You may have the option to deposit your data in other general data repository such as Dryad, Zenodo, or OSF, based on your individual needs. These may be convenient, but there are reasons why these are not advised as alternatives to specialist repositories or for data underlying published research conclusions:

  • DataHub is the institutional data repository that serves as a hub of research data or other scholarly outputs conducted by HKU-affiliated researchers and students. Users may also establish a DataHub profile to showcase all of their published records.
  • DataHub is managed by the HKU Libraries and relevant support and advisory services are available from the Libraries.
  • DataHub, and to some degree specialist repositories, are likely to have better longevity than other free generalist (and/or) commercial repositories that are outside of the control of institution.
  • DataHub and specialist repositories are likely to be able to offer a better level of post-deposit curation in the future than free services (things like format migrations and integrity checking).
  • The Hub and (most) specialist repositories include a metadata review to ensure that minimum standards are met.
Finally, some journal publishers accept data deposits alongside the articles they publish. If depositing in a publisher's data repository, check that the terms and conditions meet your funder's minimum expectations, and then also create a metadata record in the Hub.

For further advice and options, please see the Deposit of Data page.
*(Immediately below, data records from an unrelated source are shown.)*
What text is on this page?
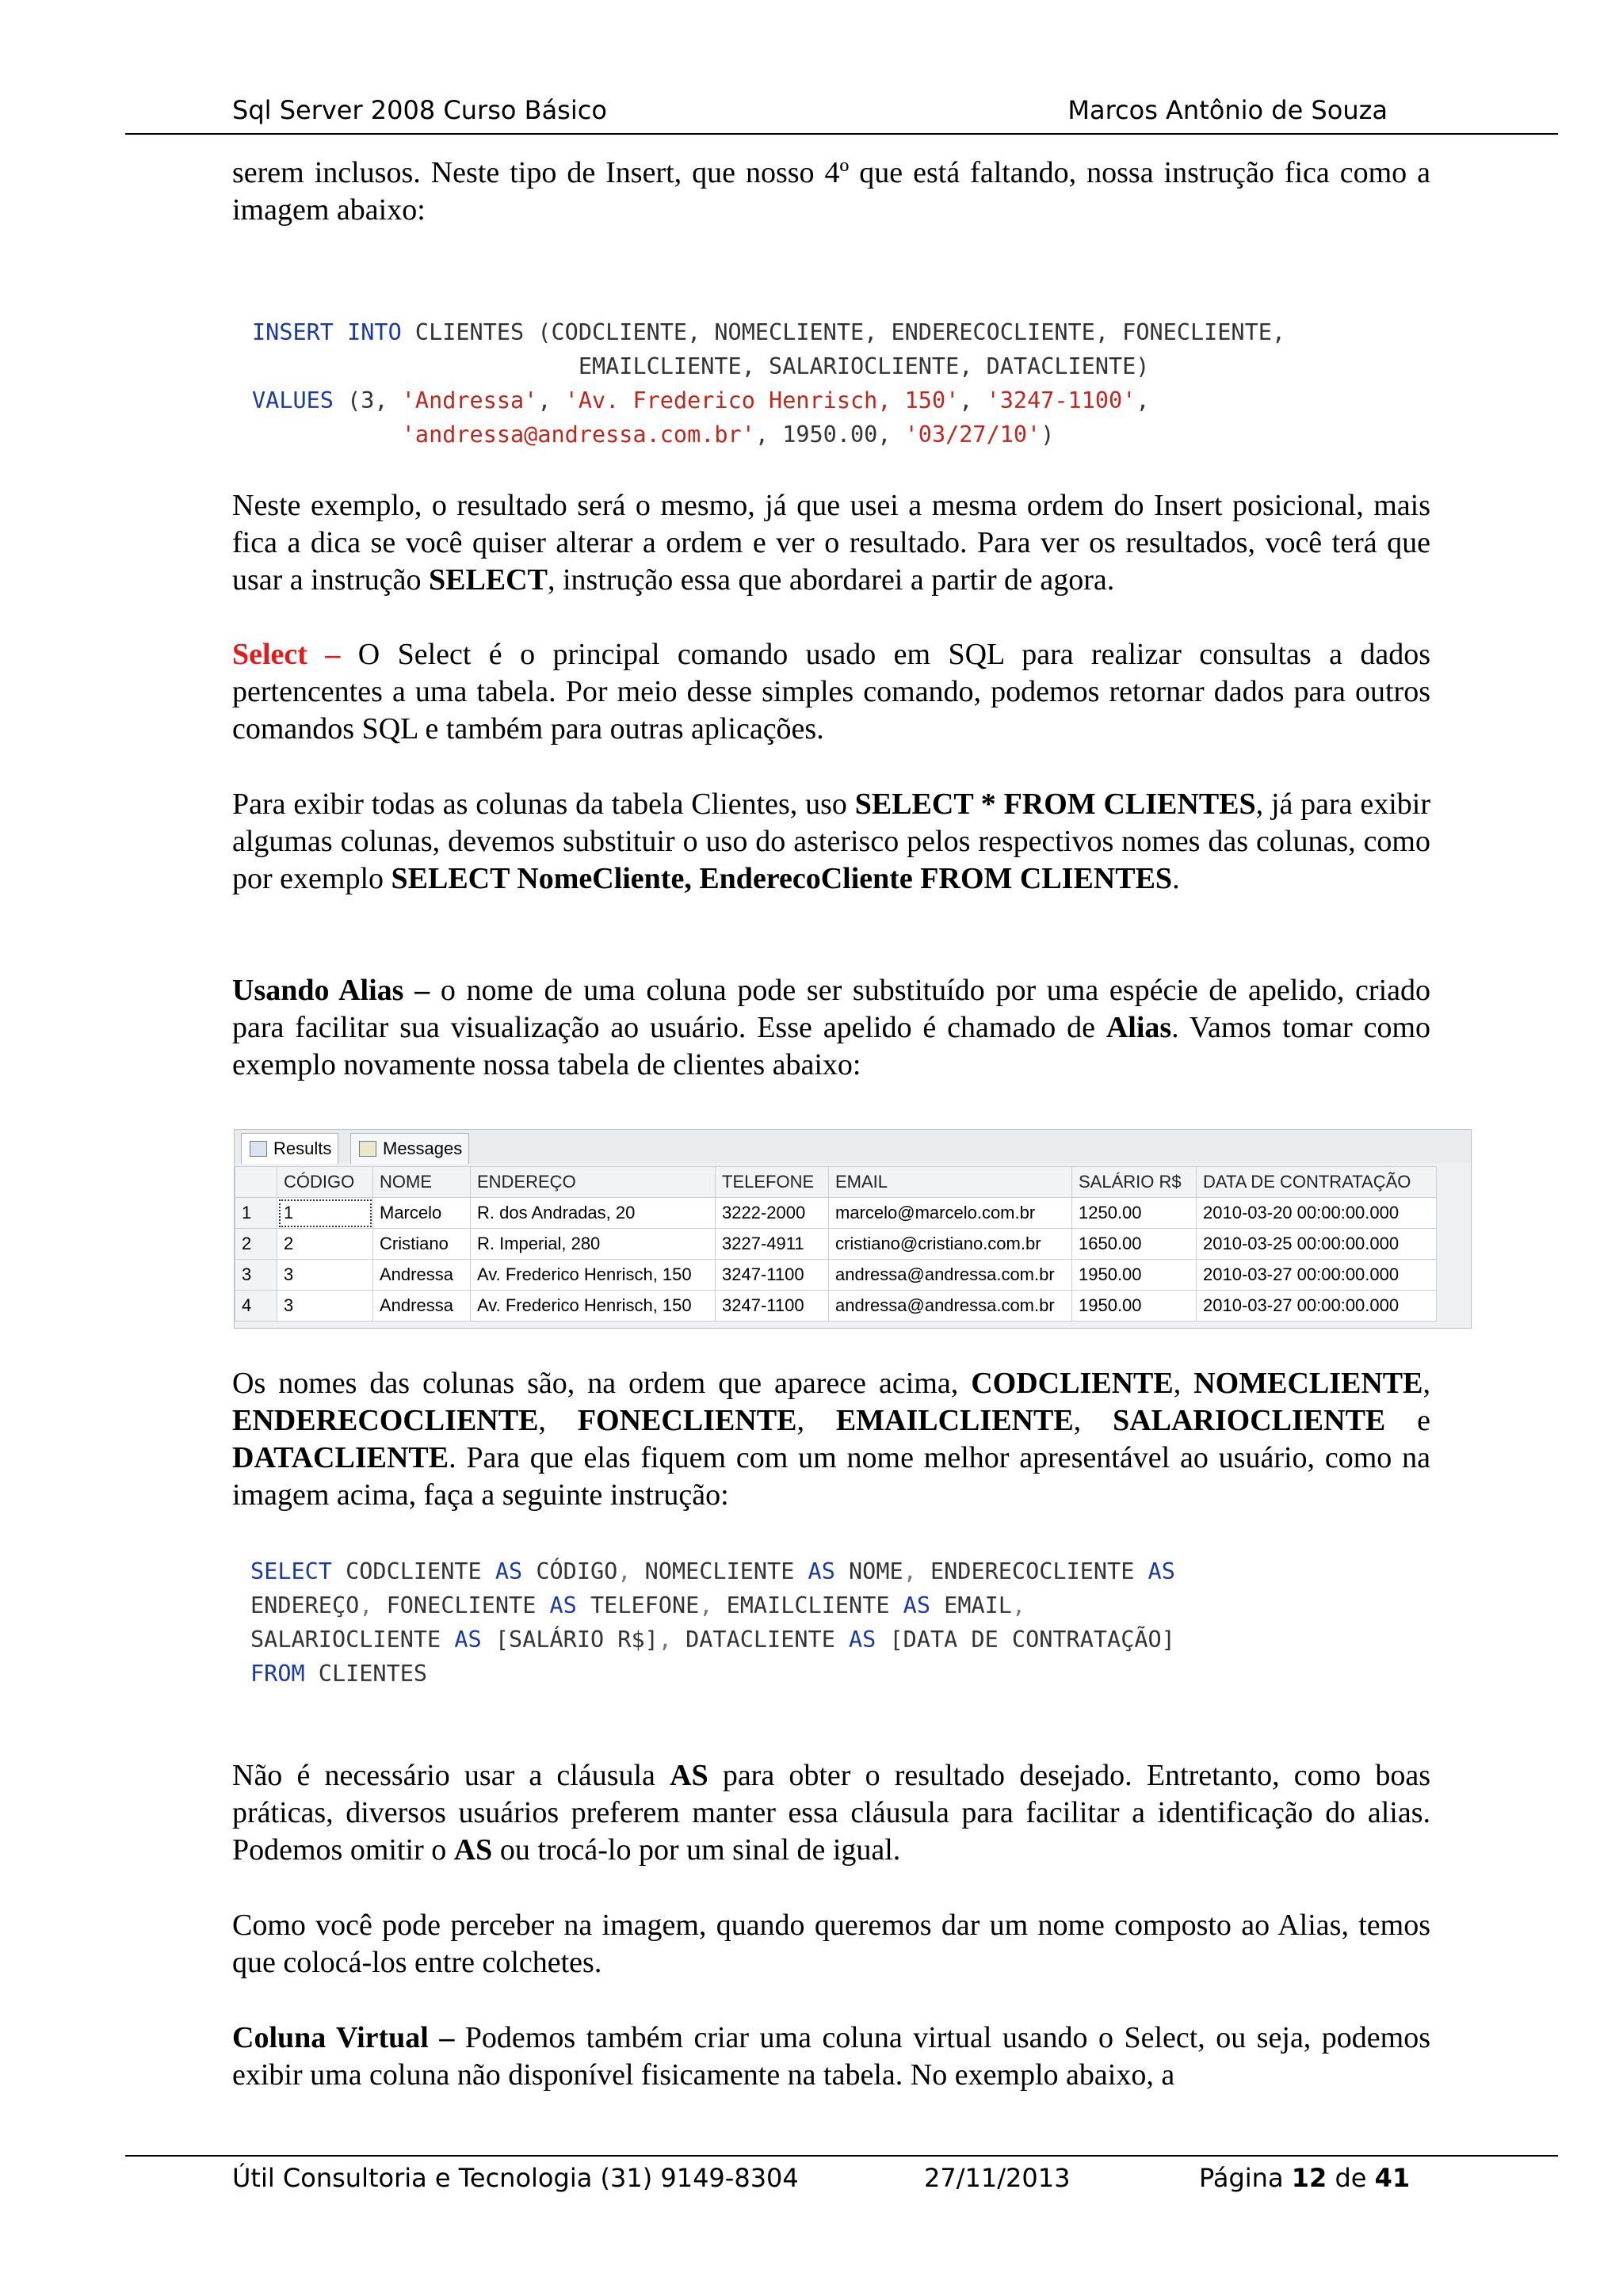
Sql Server 2008 Curso Básico	Marcos Antônio de Souza

serem inclusos. Neste tipo de Insert, que nosso 4º que está faltando, nossa instrução fica como a imagem abaixo:

INSERT INTO CLIENTES (CODCLIENTE, NOMECLIENTE, ENDERECOCLIENTE, FONECLIENTE,
EMAILCLIENTE, SALARIOCLIENTE, DATACLIENTE)
VALUES (3, 'Andressa', 'Av. Frederico Henrisch, 150', '3247-1100',
'andressa@andressa.com.br', 1950.00, '03/27/10')

Neste exemplo, o resultado será o mesmo, já que usei a mesma ordem do Insert posicional, mais fica a dica se você quiser alterar a ordem e ver o resultado. Para ver os resultados, você terá que usar a instrução SELECT, instrução essa que abordarei a partir de agora.

Select – O Select é o principal comando usado em SQL para realizar consultas a dados pertencentes a uma tabela. Por meio desse simples comando, podemos retornar dados para outros comandos SQL e também para outras aplicações.

Para exibir todas as colunas da tabela Clientes, uso SELECT * FROM CLIENTES, já para exibir algumas colunas, devemos substituir o uso do asterisco pelos respectivos nomes das colunas, como por exemplo SELECT NomeCliente, EnderecoCliente FROM CLIENTES.

Usando Alias – o nome de uma coluna pode ser substituído por uma espécie de apelido, criado para facilitar sua visualização ao usuário. Esse apelido é chamado de Alias. Vamos tomar como exemplo novamente nossa tabela de clientes abaixo:

Results	Messages
	CÓDIGO	NOME	ENDEREÇO	TELEFONE	EMAIL	SALÁRIO R$	DATA DE CONTRATAÇÃO
1	1	Marcelo	R. dos Andradas, 20	3222-2000	marcelo@marcelo.com.br	1250.00	2010-03-20 00:00:00.000
2	2	Cristiano	R. Imperial, 280	3227-4911	cristiano@cristiano.com.br	1650.00	2010-03-25 00:00:00.000
3	3	Andressa	Av. Frederico Henrisch, 150	3247-1100	andressa@andressa.com.br	1950.00	2010-03-27 00:00:00.000
4	3	Andressa	Av. Frederico Henrisch, 150	3247-1100	andressa@andressa.com.br	1950.00	2010-03-27 00:00:00.000

Os nomes das colunas são, na ordem que aparece acima, CODCLIENTE, NOMECLIENTE, ENDERECOCLIENTE, FONECLIENTE, EMAILCLIENTE, SALARIOCLIENTE e DATACLIENTE. Para que elas fiquem com um nome melhor apresentável ao usuário, como na imagem acima, faça a seguinte instrução:

SELECT CODCLIENTE AS CÓDIGO, NOMECLIENTE AS NOME, ENDERECOCLIENTE AS
ENDEREÇO, FONECLIENTE AS TELEFONE, EMAILCLIENTE AS EMAIL,
SALARIOCLIENTE AS [SALÁRIO R$], DATACLIENTE AS [DATA DE CONTRATAÇÃO]
FROM CLIENTES

Não é necessário usar a cláusula AS para obter o resultado desejado. Entretanto, como boas práticas, diversos usuários preferem manter essa cláusula para facilitar a identificação do alias. Podemos omitir o AS ou trocá-lo por um sinal de igual.

Como você pode perceber na imagem, quando queremos dar um nome composto ao Alias, temos que colocá-los entre colchetes.

Coluna Virtual – Podemos também criar uma coluna virtual usando o Select, ou seja, podemos exibir uma coluna não disponível fisicamente na tabela. No exemplo abaixo, a

Útil Consultoria e Tecnologia (31) 9149-8304	27/11/2013	Página 12 de 41
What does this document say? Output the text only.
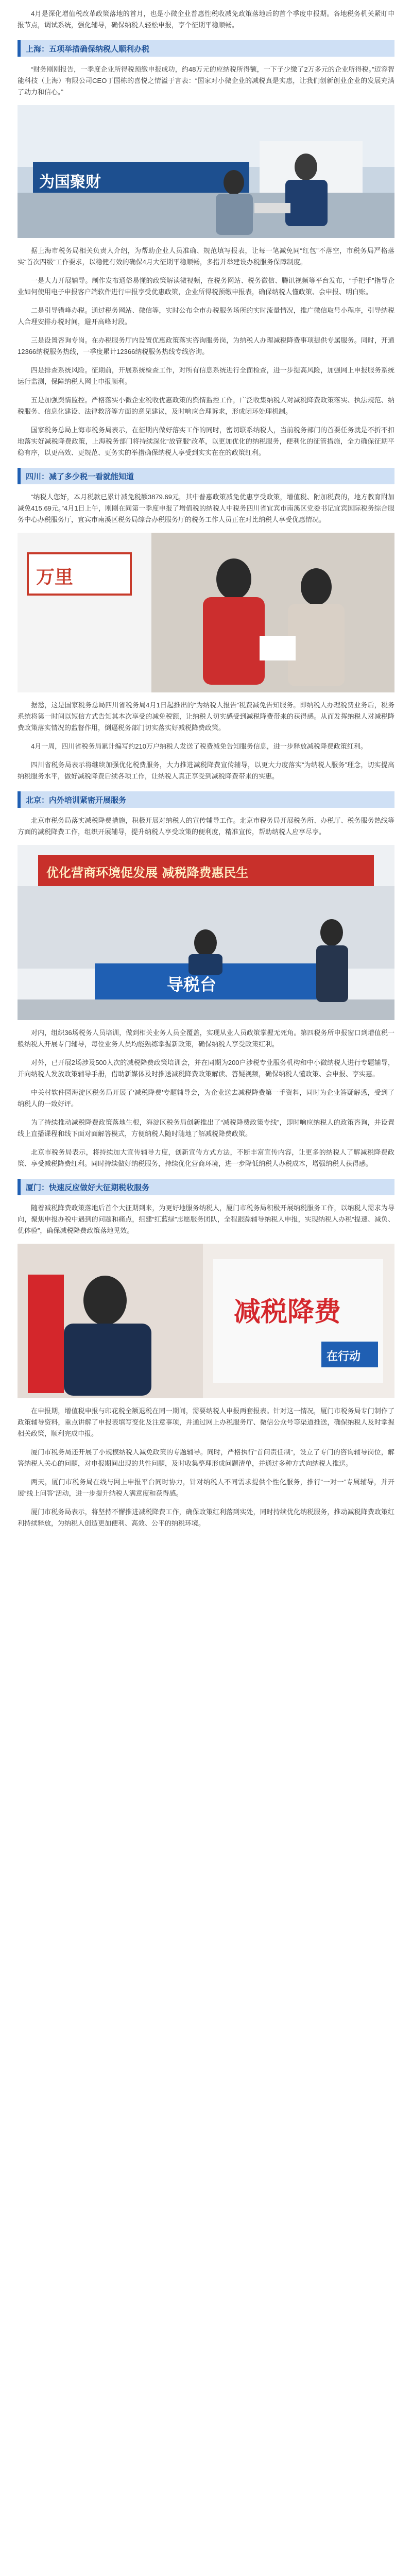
4月是深化增值税改革政策落地的首月，也是小微企业普惠性税收减免政策落地后的首个季度申报期。各地税务机关紧盯申报节点，调试系统，强化辅导，确保纳税人轻松申报，享个征期平稳顺畅。

上海：五项举措确保纳税人顺利办税

“财务刚刚报告，一季度企业所得税预缴申报成功，约48万元的应纳税所得额，一下子少缴了2万多元的企业所得税。”迈容智能科技（上海）有限公司CEO丁国栋的喜悦之情溢于言表：“国家对小微企业的减税真是实惠，让我们创新创业企业的发展充满了动力和信心。”

为国聚财

据上海市税务局相关负责人介绍，为帮助企业人员准确、规范填写报表，让每一笔减免同“红包”不落空，市税务局严格落实“首次四级”工作要求，以稳健有效的确保4月大征期平稳顺畅，多措并举建设办税服务保障制度。

一是大力开展辅导。制作发布通俗易懂的政策解读微视频，在税务网站、税务微信、腾讯视频等平台发布，“手把手”指导企业如何使用电子申报客户端软件进行申报享受优惠政策，企业所得税预缴申报表，确保纳税人懂政策、会申报、明白账。

二是引导错峰办税。通过税务网站、微信等，实时公布全市办税服务场所的实时流量情况，推广微信取号小程序，引导纳税人合理安排办税时间，避开高峰时段。

三是设置咨询专岗。在办税服务厅内设置优惠政策落实咨询服务岗，为纳税人办理减税降费事项提供专属服务。同时，开通12366纳税服务热线，一季度累计12366纳税服务热线专线咨询。

四是排查系统风险。征期前，开展系统检查工作，对所有信息系统进行全面检查，进一步提高风险，加强网上申报服务系统运行监测，保障纳税人网上申报顺利。

五是加强舆情监控。严格落实小微企业税收优惠政策的舆情监控工作，广泛收集纳税人对减税降费政策落实、执法规范、纳税服务、信息化建设、法律救济等方面的意见建议，及时响应合理诉求，形成闭环处理机制。

国家税务总局上海市税务局表示，在征期内做好落实工作的同时，密切联系纳税人，当前税务部门的首要任务就是不折不扣地落实好减税降费政策，上海税务部门将持续深化“放管服”改革，以更加优化的纳税服务，便利化的征管措施，全力确保征期平稳有序，以更高效、更规范、更务实的举措确保纳税人享受到实实在在的政策红利。

四川：减了多少税一看就能知道

“纳税人您好，本月税款已累计减免税额3879.69元，其中普惠政策减免优惠享受政策，增值税、附加税费的，地方教育附加减免415.69元。”4月1日上午，刚刚在同第一季度申报了增值税的纳税人中税务四川省宜宾市南溪区党委书记宜宾国际税务综合服务中心办税服务厅，宜宾市南溪区税务局综合办税服务厅的税务工作人员正在对比纳税人享受优惠情况。

万里

据悉，这是国家税务总局四川省税务局4月1日起推出的“为纳税人报告”税费减免告知服务。即纳税人办理税费业务后，税务系统将第一时间以短信方式告知其本次享受的减免税额，让纳税人切实感受到减税降费带来的获得感。从而发挥纳税人对减税降费政策落实情况的监督作用，倒逼税务部门切实落实好减税降费政策。

4月一周，四川省税务局累计编写约210万户纳税人发送了税费减免告知服务信息，进一步释放减税降费政策红利。

四川省税务局表示将继续加强优化税费服务，大力推进减税降费宣传辅导，以更大力度落实“为纳税人服务”理念，切实提高纳税服务水平，做好减税降费后续各项工作，让纳税人真正享受到减税降费带来的实惠。

北京：内外培训紧密开展服务

北京市税务局落实减税降费措施，积极开展对纳税人的宣传辅导工作。北京市税务局开展税务所、办税厅、税务服务热线等方面的减税降费工作，组织开展辅导，提升纳税人享受政策的便利度，精准宣传，帮助纳税人应享尽享。

优化营商环境促发展 减税降费惠民生
导税台

对内，组织36场税务人员培训，做到相关业务人员全覆盖，实现从业人员政策掌握无死角。第四税务所申报窗口到增值税一般纳税人开展专门辅导，每位业务人员均能熟练掌握新政策，确保纳税人享受政策红利。

对外，已开展2场涉及500人次的减税降费政策培训会，并在同期为200户涉税专业服务机构和中小微纳税人进行专题辅导，并向纳税人发放政策辅导手册，借助新媒体及时推送减税降费政策解读、答疑视频，确保纳税人懂政策、会申报、享实惠。

中关村软件园海淀区税务局开展了‘减税降费’专题辅导会，为企业送去减税降费第一手资料，同时为企业答疑解惑，受到了纳税人的一致好评。

为了持续推动减税降费政策落地生根，海淀区税务局创新推出了“减税降费政策专线”，即时响应纳税人的政策咨询，并设置线上直播课程和线下面对面解答模式，方便纳税人随时随地了解减税降费政策。

北京市税务局表示，将持续加大宣传辅导力度，创新宣传方式方法，不断丰富宣传内容，让更多的纳税人了解减税降费政策、享受减税降费红利。同时持续做好纳税服务，持续优化营商环境，进一步降低纳税人办税成本，增强纳税人获得感。

厦门：快速反应做好大征期税收服务

随着减税降费政策落地后首个大征期到来，为更好地服务纳税人，厦门市税务局积极开展纳税服务工作，以纳税人需求为导向，聚焦申报办税中遇到的问题和痛点，组建“红蓝绿”志愿服务团队，全程跟踪辅导纳税人申报，实现纳税人办税“提速、减负、优体验”，确保减税降费政策落地见效。

减税降费
在行动

在申报期，增值税申报与印花税全额退税在同一期间，需要纳税人申报两套报表。针对这一情况，厦门市税务局专门制作了政策辅导资料，重点讲解了申报表填写变化及注意事项，并通过网上办税服务厅、微信公众号等渠道推送，确保纳税人及时掌握相关政策，顺利完成申报。

厦门市税务局还开展了小规模纳税人减免政策的专题辅导。同时，严格执行“首问责任制”，设立了专门的咨询辅导岗位，解答纳税人关心的问题，对申报期间出现的共性问题，及时收集整理形成问题清单，并通过多种方式向纳税人推送。

两天，厦门市税务局在线与网上申报平台同时协力，针对纳税人不同需求提供个性化服务，推行“一对一”专属辅导，并开展“线上问答”活动，进一步提升纳税人满意度和获得感。

厦门市税务局表示，将坚持不懈推进减税降费工作，确保政策红利落到实处，同时持续优化纳税服务，推动减税降费政策红利持续释放，为纳税人创造更加便利、高效、公平的纳税环境。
Q12. Can I use the HKU DataHub for data deposit only at the end of my project?

No, it is not necessary to only deposit your data to DataHub at the end of your project. You may wish to upload them under your DataHub account as private items when your research project goes on. You may also upload the files in a collaborative space – using the “Project” function, to manage your data with your collaborators without publishing the items. Even if your data are already published on DataHub, you may also make updates on it. "Versioning" of data, ie., version 1, version 2, etc. is available on DataHub. Updating major metadata & elements of the item such as title, authors and uploaded files will lead to a new version with a versioned DOI. Please read this full list of elements that would trigger a new version for reference.

Some funders such as the EPSRC indicate that a record describing your research data should normally be made available within 12 months of the data being generated, even if access to the dataset itself is restricted.


How do I...?

Q13. I'm putting together a project bid and need to complete a data management plan. How do I go about doing this?

Most of the major funding bodies provide a data management plan (DMP) template as well as guidance for completing the plan. Before going any further, it's also worth visiting your funder's own website to ensure you are referring to the latest versions of the template and guidelines where available. The RDM Requirements section gives links for summary requirements of several funders.

The page in this site for Data Management Plan gives further description and sources for a DMP.

If you would like more detailed advice as to what to include in a DMP, arrange to meet with one of the Library's RDM support team by writing to researchdata@hku.hk.

Q14. I need to include a Digital Object Identifier (DOI) for my data in my article submission. How do I get one?

Most data repositories will assign a unique identifier, most commonly a Digital Object Identifier, when you deposit you data with them.

If you deposit in HKU DataHub, a DOI can be automatically minted for your data upon publication. You may also wish to “reserve” a DOI for your dataset uploaded onto DataHub before it is published so that you could cite it in other location before your data become accessible on DataHub.